The system uses MediaPipe Hands, which detects and tracks 21 hand landmarks in real-time. Once a hand is detected, the coordinates of the index finger tip and thumb tip are extracted.
- Index Finger Tip Movement → used to paint.
- Index & Thumb Proximity → interpreted as "pen lift".
- Finger at Top Edge → interpreted as interaction with color selection buttons.
A deque
(double-ended queue) buffer stores the coordinates of the drawing strokes, and lines are drawn between consecutive points. Separate buffers are maintained for each color to manage undo-like behavior without merging all data.
Color and CLEAR buttons are drawn at the top of the screen and replicated both on the live feed and the actual drawing canvas (paintWindow
). These virtual buttons respond to the X-Y position of the index finger if it hovers over them.

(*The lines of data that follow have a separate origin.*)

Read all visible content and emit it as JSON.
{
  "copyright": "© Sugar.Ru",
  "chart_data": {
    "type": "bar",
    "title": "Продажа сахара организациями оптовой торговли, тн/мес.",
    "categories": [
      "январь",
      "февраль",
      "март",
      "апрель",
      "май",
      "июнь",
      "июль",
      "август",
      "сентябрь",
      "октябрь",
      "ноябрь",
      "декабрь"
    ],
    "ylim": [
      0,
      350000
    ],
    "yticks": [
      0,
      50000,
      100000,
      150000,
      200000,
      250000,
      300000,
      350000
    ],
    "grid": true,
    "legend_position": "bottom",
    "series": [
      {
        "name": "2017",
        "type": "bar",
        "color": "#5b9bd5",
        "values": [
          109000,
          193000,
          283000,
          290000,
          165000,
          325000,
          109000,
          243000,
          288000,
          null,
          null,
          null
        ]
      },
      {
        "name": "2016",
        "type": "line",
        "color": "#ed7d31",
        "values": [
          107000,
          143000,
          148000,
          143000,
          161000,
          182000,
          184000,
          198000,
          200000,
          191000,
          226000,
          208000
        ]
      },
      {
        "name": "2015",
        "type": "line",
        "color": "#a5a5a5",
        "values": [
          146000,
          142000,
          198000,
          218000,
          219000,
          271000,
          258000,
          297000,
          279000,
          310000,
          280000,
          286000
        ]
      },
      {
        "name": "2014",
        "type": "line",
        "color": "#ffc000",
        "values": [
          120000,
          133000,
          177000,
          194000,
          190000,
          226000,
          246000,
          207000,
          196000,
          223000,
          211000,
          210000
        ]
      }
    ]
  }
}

This project requires the following Python libraries:
- OpenCV (cv2) – For image processing and GUI
- MediaPipe – For hand tracking and landmark recognition
- NumPy – For matrix and image data handling
- collections.deque – Efficient drawing history management
Installation can be done using:
pip install opencv-python mediapipe numpy
air-canvas/
│
├── app.py # Main script with drawing logic and MediaPipe hand tracking
├── README.md # Project documentation
└── requirements.txt # Dependency list
The UI is divided into two main components:
- Shows the user’s webcam feed.
- Hand landmarks and drawing strokes are overlaid.
- Button panel appears at the top (CLEAR, BLUE, GREEN, RED, YELLOW).
- A separate window that displays the strokes without the webcam feed.
- Ideal for saving as an artwork or exporting.
Gesture | Action |
---|---|
Index Finger Movement | Draw on canvas |
Index + Thumb Pinch | Lift pen (start new stroke) |
Index at Top Buttons | Select color / clear canvas |
'Q' Key Press | Exit the application |
- Educational Tools: Teaching drawing, handwriting, or STEM without whiteboards or physical markers.
- Gesture-based Interfaces: Prototyping HCI systems that rely on touchless controls.
- Creative Expression: Artists can draw or doodle using only hand gestures.
- Therapy & Accessibility: Alternative input methods for users with physical limitations.
- Lighting Dependency: Poor lighting may affect hand detection accuracy.
- Single-Hand Operation: Currently supports only one hand for interaction.
- Lack of Undo Feature: No built-in undo; you can only clear or continue drawing.
- No Saving Option: Canvas output must be saved manually (via screenshot or code extension).
- ✅ Add multi-hand support for dual tool interaction.
- 💾 Implement image saving and loading features.
- 🔄 Add undo/redo buffer for better control.
- ✨ Improve gesture variety (e.g., two-finger zoom, erase).
- 📱 Port to mobile devices or integrate with AR frameworks.